La momie de Lewis Eizykman présente une momie qui remplace l’habituel mime sur les places des villes. Une voix-off raconte le passé de celui qui a fait sien cet étrange métier. Evidemment il y a un retournement de situation à la fin. La mise en scène n’est pas très séduisante car elle est constituée d’un travelling avant ou arrière sur la momie qui, donc, ne bouge pas. C’est donc statique, en noir et blanc et l’on a du mal à éprouver une quelconque empathie, d’autant que l’on se sait quelque part manipuler. Restent la voix-off hypnotique et cette lumière très étrange, gothique, qui parcourt l’ensemble des saisons.

Hotel de Jose-Luis Aleman est semble-t-il le seul court-métrage étranger. Dans le désert, un homme blessé trouve un hôtel construit tout en carton. Malgré l’aspect bizarre de la demeure, il entre et trouve là un immense festin. Après avoir tout englouti, il se sent mal, très mal.

L’intérêt du court réside dans ses décors, l’hôtel en carton est rudement bien construit et surtout dans sa chute à la fois rigolote et terrifiante, que je ne dévoilerais pas ici. C’est le Grand Prix du Jury.

On/Off de Thierry Lorenzi. Une femme travaille sur une station orbitale. Soudain, elle a des visions étranges. Une nouvelle fois, dommage que Gravity soit passé par là puisqu’il partage avec ce court de nombreux points communs : l’espace, la station, la jeune femme (dont le visage évoque celui de Sandra Bullock), la destruction et surtout le design sonore. C’est très gênant même si le film s’éloigne de celui de Cuaron sur la fin en flirtant avec la SF (la vraie car Gravity n’est pas tout à fait un film de SF). Techniquement, le film n’a pas à avoir honte mais voilà, on se demande tout de même à quoi bon.

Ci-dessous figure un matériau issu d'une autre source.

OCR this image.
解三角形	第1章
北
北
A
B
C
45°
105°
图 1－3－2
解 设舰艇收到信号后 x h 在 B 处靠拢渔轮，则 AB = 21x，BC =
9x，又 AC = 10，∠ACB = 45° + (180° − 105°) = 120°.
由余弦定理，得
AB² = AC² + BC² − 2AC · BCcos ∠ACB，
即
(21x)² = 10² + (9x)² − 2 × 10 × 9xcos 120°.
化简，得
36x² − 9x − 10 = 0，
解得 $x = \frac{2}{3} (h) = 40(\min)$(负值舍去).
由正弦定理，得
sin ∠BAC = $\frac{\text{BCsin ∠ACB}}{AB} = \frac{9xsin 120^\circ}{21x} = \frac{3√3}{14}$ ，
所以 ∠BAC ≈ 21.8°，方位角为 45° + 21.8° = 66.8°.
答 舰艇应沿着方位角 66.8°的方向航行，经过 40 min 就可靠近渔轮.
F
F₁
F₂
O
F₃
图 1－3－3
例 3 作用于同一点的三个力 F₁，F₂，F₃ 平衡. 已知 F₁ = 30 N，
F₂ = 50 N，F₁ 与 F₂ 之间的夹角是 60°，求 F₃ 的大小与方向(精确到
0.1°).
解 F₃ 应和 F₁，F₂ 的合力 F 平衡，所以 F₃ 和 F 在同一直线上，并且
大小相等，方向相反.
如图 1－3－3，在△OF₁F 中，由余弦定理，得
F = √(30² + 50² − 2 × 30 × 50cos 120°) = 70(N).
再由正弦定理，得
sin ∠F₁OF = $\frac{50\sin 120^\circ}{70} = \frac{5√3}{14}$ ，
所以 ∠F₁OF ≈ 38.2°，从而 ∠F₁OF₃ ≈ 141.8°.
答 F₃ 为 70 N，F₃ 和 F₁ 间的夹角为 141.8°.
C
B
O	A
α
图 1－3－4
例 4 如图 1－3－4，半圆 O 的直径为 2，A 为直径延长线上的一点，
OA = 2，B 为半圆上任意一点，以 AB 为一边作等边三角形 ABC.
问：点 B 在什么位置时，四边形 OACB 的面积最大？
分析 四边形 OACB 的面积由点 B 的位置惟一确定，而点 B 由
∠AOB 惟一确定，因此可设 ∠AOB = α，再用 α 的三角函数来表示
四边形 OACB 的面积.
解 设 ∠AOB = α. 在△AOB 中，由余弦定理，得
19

Concernant la soirée, on a pu voir pas mal de réalisateurs et acteurs de différents courts-métrages et le jury constitué de Yann Danh, Fabien Oliva et Karim Berrouka.Cela a permis au public d’échanger avec les personnalités et de soulever parfois quelques débats. Un comédien vénère a d’ailleurs quelque peu perturbé la soirée car il n’était pas du tout content que l’avocat médiatisé Eric Dupond-Moretti soit dans le film Vos violences. “Un avocat pour jouer un avocat ? Et pourquoi pas un garagiste pour jouer un garagiste et une pute pour jouer une pute ?”. Malgré la violence du propos, la question est légitime et le monsieur semblait vouloir dire qu’être acteur est un métier à part entière et que la plupart des intermittents était en galère. Antoine Raimbault, le réalisateur du film, a clairement répondu que ce choix était pour lui le point de départ de son projet, l’inspiration principale pour le scénario et qu’il avait envie de faire tourner cette personne en particulier.